Not downstairs. I go to linger awhile on the broad terrace where jessamine grows in Gargantuan tubs; there I pace up and down, admiring the cupolas and towers of Rome that gleam orange-tawny against the blue background of distant hills. How much of its peculiar flavour a town will draw--not from artistic monuments but from the mere character of building materials! How many variations on one theme! This mellow Roman travertine, for instance.... I call to mind those disconsolate places in Cornwall with their chill slate and primary rock, the robust and dignified bunter-sandstone of the Vosges, the satanic cheerfulness of lava, those marble-towns that blind you with their glare, Eastern cities of brightly tinted stucco or mere clay, the brick-towns, granite-towns, wood-towns--how they differ in mood from one another!... Here I pace up and down, rejoicing in the spacious sunlit prospect, and endeavouring to disentangle from one another the multitudinous street-cries that climb to this hanging garden in confused waves of sound. Harsh at close quarters, they weave themselves into a mirthful symphony up here.

From that studio, too, comes a lively din--the laughter has begun again. Mrs. Nichol is having a good time.
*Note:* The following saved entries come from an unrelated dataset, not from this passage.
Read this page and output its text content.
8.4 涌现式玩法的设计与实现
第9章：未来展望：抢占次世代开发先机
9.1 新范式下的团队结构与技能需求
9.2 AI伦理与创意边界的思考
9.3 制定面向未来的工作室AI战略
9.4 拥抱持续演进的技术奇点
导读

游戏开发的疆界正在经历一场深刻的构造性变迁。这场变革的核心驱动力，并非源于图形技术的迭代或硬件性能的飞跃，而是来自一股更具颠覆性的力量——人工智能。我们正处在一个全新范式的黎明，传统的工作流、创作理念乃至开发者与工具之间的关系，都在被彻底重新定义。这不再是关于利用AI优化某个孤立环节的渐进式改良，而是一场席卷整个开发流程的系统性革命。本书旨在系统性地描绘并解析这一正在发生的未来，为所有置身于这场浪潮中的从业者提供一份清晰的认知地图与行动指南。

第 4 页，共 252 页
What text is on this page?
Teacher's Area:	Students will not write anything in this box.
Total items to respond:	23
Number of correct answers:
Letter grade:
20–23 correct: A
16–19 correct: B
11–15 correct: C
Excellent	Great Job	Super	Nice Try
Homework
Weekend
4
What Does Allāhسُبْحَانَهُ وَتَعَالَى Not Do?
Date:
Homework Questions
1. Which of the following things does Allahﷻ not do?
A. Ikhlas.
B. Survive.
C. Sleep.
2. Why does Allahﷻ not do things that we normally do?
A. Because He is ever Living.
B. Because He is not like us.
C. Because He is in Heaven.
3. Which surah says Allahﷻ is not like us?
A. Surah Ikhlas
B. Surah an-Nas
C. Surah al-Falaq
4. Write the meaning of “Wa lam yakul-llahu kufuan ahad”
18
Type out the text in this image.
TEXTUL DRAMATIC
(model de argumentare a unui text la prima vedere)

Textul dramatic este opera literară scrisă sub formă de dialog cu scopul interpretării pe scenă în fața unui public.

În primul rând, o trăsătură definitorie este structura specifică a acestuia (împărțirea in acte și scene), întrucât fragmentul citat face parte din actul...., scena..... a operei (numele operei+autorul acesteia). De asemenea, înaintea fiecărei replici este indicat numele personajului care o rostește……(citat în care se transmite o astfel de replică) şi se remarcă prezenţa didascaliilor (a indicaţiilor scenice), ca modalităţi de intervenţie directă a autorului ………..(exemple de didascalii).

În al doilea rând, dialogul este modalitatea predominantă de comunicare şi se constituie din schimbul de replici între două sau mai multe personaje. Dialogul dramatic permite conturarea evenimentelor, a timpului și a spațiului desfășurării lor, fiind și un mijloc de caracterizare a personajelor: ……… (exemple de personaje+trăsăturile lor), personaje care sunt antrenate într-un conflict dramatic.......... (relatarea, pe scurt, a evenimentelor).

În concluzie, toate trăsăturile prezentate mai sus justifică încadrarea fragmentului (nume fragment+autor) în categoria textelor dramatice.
It will be followed, I daresay, by a period of acute depression. I shall probably be consulted with masonic frankness about some little tragedy of the emotions which is no concern of mine. She can be wondrously engaging at such times--like a child that has got into trouble and takes you into its confidence.

One of these days I must write a character-sketch of Mrs. Nichol. She foreshadows a type--represents it, very possibly--a type which will grow commoner from day to day. She dreams of a Republic of women, vestals or otherwise, wherefrom all men are to be excluded unless they possess qualifications of a rather unusual nature. I think she would like to draft a set of rules and regulations for that community. She could be trusted, I fancy, to make them sufficiently stringent.

I think I understand, now, why a certain line in her copy of Baudelaire was marked with that derisive exclamation-point on the margin: "Fuyez l'infini que vous portez en vous."